I’m now on Lovecraft story number 9! We have gone from delightful revenge stories featuring fishy-people and cats. Our new story is about dark, unfathomable cosmic horror. Perfect.
Our main character, we’ll call him Z, tells us right from the beginning that he is alone and the world is lost. Then he takes us back a few months.
Z lives in a time of political chaos, turbulence, with pale-faced worried people. Also the seasons are out of whack and autumn just drags on. Sounds like our actual reality!
Into this comes Nyarlathotep, a person from Egypt who apparently actually is from 27 centuries ago and who has talked with space aliens. Nobody seems to worry too much about this. In fact, Nyarlathotep is researching modern technology, building cool machinery (with space alien knowledge?) and holding public seminars about electricity and the future. Unfortunately, everyone who goes to hear him becomes really upset about the state of the world.

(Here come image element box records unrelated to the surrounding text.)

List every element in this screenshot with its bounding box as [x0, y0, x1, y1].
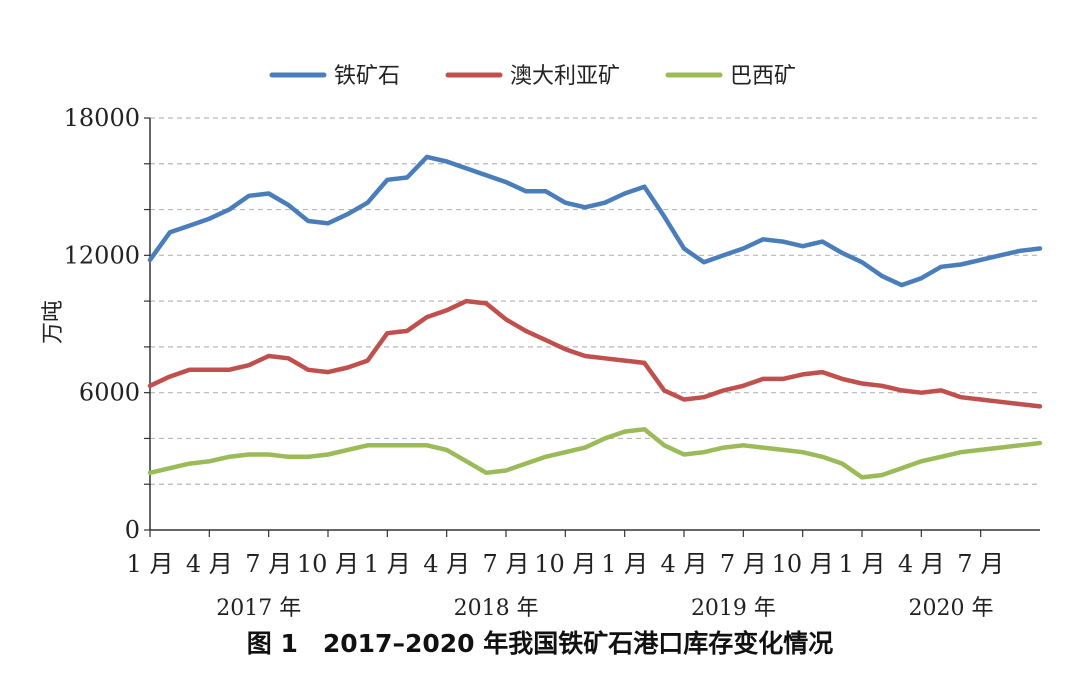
year-label: 2017 年 [216, 596, 301, 620]
x-tick-label: 10 月 [297, 550, 359, 578]
year-label: 2020 年 [909, 596, 994, 620]
axes [144, 117, 1040, 537]
y-tick-label: 12000 [64, 241, 140, 269]
series-line-1 [147, 154, 1043, 288]
year-label: 2019 年 [691, 596, 776, 620]
gridlines [150, 117, 1040, 485]
x-tick-label: 7 月 [245, 550, 292, 578]
series-layer [147, 154, 1043, 480]
x-tick-label: 4 月 [661, 550, 708, 578]
y-tick-label: 6000 [79, 379, 140, 407]
x-tick-label: 1 月 [127, 550, 174, 578]
x-tick-label: 4 月 [898, 550, 945, 578]
y-tick-label: 0 [125, 516, 140, 544]
x-tick-label: 4 月 [186, 550, 233, 578]
y-tick-label: 18000 [64, 104, 140, 132]
x-tick-label: 10 月 [534, 550, 596, 578]
legend-label: 巴西矿 [730, 64, 796, 89]
x-tick-label: 10 月 [772, 550, 834, 578]
x-tick-label: 7 月 [483, 550, 530, 578]
x-tick-label: 1 月 [601, 550, 648, 578]
y-axis-label: 万吨 [41, 300, 66, 344]
x-tick-label: 1 月 [839, 550, 886, 578]
series-line-2 [147, 298, 1043, 409]
figure-caption: 图 1 2017–2020 年我国铁矿石港口库存变化情况 [246, 629, 834, 658]
x-tick-label: 4 月 [423, 550, 470, 578]
x-tick-label: 7 月 [720, 550, 767, 578]
legend-label: 铁矿石 [334, 64, 400, 89]
legend: 铁矿石 澳大利亚矿 巴西矿 [269, 64, 796, 89]
legend-label: 澳大利亚矿 [510, 64, 620, 89]
year-label: 2018 年 [454, 596, 539, 620]
x-tick-label: 1 月 [364, 550, 411, 578]
x-tick-label: 7 月 [957, 550, 1004, 578]
series-line-3 [147, 427, 1043, 480]
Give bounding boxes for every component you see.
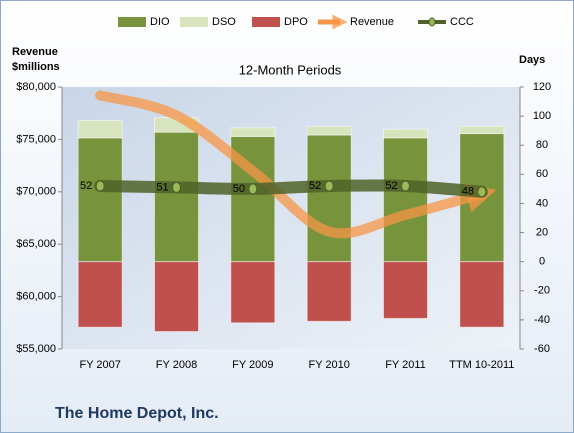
y-tick-label: $80,000 xyxy=(16,81,56,93)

Again, seems very familiar.
Of course Egypt isn’t ‘civilized’. Nyarlathotep has to come to the US before he is in ‘civilization’.
So Z hears about all of this. And then Nyarlathotep comes to Z’s city – let’s say New York City – and holds a seminar there. Z of course goes. It seems just like static electricity, but Nyarlathotep of course gets grumpy about this and kicks everyone out into the streets.
And suddenly it’s Stranger Things and they are in the Upside Down. Everything is the same – but decayed. Tram-cars are fallen over and collapsed. The world has gone to kibble (thanks Philip K Dick). And then the people start vanishing.
The final paragraph is really a work of beauty. This is where Lovecraft shines. The shadow writhing in hands that are not hands. The screamingly sentient but dumbly delirious. The maddening drums and whining flutes. This is much more ‘unsettled’ than his previous worlds.
But what is Lovecraft’s hatred of imperfect dancing? Once again we have ‘slow awkward absurd’ dancing as if this is the ultimate offense against the universe. Dance as if nobody is watching!!
I enjoy this one a lot. Sure, nothing much ‘happens’ except Nyarlathotep pulling the world down into hopeless chaos. It’s well written, though.